The busts graced the entrance to the Honiton Pottery since they were installed in the 1930s by the business’s second owner, Charles Collard. Although the pottery was opened in 1881 by James Webber, it was Collard who built it up into a world-renowned business, with its innovative and instantly recognisable designs becoming highly sought after.

Although there were originally four busts, just three remained when Paul Redvers took over in the 1960s. Of the two to be sold at Chilcotts, one is estimated at between £1,500 to £2,000 and the other, in less pristine condition is valued at £200 to £300.

The superior bust has the inscription ‘Baily 1830’ on the back and may well have been sculpted by Edward Hodges Baily.
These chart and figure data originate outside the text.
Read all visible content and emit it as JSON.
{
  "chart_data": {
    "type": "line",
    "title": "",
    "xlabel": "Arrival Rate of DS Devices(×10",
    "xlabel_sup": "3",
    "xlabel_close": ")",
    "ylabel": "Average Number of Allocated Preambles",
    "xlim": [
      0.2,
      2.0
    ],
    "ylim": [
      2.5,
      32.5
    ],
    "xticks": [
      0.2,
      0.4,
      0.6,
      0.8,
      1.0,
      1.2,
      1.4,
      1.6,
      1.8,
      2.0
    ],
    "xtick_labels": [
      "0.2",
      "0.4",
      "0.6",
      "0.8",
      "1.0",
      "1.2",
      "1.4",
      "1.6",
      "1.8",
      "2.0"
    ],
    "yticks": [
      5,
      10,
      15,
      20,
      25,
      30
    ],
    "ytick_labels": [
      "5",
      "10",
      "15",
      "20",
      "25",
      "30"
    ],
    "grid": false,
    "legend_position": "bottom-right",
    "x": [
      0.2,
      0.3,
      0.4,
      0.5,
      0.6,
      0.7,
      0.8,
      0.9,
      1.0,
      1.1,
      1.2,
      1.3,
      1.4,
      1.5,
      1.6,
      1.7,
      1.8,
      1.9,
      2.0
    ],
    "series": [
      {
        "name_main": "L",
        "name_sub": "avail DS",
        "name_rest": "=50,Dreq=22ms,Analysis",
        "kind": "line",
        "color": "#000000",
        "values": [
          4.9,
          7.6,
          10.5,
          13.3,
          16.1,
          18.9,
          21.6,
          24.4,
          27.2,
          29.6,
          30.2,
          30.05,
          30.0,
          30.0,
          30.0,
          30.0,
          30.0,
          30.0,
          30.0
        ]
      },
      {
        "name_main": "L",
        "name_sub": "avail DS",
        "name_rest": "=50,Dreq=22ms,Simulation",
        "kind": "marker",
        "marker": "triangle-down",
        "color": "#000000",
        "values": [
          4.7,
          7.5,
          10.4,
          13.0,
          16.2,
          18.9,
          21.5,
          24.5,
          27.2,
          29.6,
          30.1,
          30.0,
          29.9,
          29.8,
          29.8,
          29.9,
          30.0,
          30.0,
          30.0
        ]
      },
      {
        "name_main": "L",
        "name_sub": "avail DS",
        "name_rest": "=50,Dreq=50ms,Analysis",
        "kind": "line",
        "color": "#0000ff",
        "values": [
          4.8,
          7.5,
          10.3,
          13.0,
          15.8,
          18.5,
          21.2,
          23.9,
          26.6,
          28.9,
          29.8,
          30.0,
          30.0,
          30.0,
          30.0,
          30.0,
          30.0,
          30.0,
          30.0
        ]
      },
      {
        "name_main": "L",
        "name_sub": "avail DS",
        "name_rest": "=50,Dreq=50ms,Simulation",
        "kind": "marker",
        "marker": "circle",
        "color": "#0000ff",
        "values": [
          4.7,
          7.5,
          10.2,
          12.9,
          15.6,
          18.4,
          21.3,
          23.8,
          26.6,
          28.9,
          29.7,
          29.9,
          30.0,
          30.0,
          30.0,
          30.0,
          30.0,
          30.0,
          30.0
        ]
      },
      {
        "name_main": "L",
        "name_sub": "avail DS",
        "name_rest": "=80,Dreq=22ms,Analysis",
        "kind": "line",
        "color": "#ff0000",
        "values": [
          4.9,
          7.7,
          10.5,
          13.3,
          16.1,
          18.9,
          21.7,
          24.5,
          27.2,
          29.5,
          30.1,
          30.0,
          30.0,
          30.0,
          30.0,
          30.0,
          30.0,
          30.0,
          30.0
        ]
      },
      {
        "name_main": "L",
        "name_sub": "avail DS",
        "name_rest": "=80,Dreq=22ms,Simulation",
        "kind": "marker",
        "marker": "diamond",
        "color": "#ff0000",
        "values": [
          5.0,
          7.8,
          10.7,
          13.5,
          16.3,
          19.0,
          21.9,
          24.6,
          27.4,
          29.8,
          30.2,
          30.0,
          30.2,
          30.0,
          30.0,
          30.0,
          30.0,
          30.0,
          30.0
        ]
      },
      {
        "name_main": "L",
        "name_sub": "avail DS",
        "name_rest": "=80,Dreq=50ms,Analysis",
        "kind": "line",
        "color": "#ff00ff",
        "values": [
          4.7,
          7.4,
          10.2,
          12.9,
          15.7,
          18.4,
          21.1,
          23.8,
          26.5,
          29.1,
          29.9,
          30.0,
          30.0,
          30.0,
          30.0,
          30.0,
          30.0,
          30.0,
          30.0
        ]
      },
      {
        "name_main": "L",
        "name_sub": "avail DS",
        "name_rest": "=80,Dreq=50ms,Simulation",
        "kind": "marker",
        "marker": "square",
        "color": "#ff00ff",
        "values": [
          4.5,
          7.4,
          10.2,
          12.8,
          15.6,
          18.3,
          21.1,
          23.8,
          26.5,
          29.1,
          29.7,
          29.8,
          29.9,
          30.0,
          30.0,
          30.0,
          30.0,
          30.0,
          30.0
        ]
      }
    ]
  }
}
A member of the Royal Academy of Arts, Baily created many portraits, statues and busts from 1821 onwards, including the statue of Nelson in Trafalgar Square.

Auctioneer, Duncan Chilcott said: “It’s been fascinating to muse on the reason the marble busts were installed in the first place, as they don’t really represent the idea of a pottery.

“There’s a theory suggesting that these imposing heads were put there purely to impress VIP visitors, such as the Egyptian Ambassador who moved from London to Luppitt during the Second World War.”

It’s known that the Ambassador purchased tableware from the pottery for his own use. When he married a local woman, Patricia Priest, he invited King Zog of Albania and Queen Geraldine and is believed to have presented them with a personalised Honiton Pottery tea set.

In the book ‘Collard the Honiton & Dorset Potter’ by Carol & Chris Cashmore is a press cutting about the reopening of the pottery after the war: ‘A gateway flanked by two busts is the entrance to a small oasis for the austerity-tired, for in the sun-brightened showrooms of the Honiton Potteries, Devon, are shelves of delightful, coloured and dainty articles ranging from ash trays to large decorative vases and wall plates.’

“Perhaps someone has a gateway that they’d also like to make more impressive for VIP visitors! But, wherever the busts end up, we hope they stay in public view,” added Duncan.

Also included in the sale are some pieces of Honiton pottery, including large and early pieces, such as chargers, by Charles Collard.

The Ceramics, Pictures & Works of Art; Good Antiques & 20th Century Design sale opens for viewing at the Dolphin Saleroom in Honiton High Street from September 16 and the auction begins at 10am on September 23.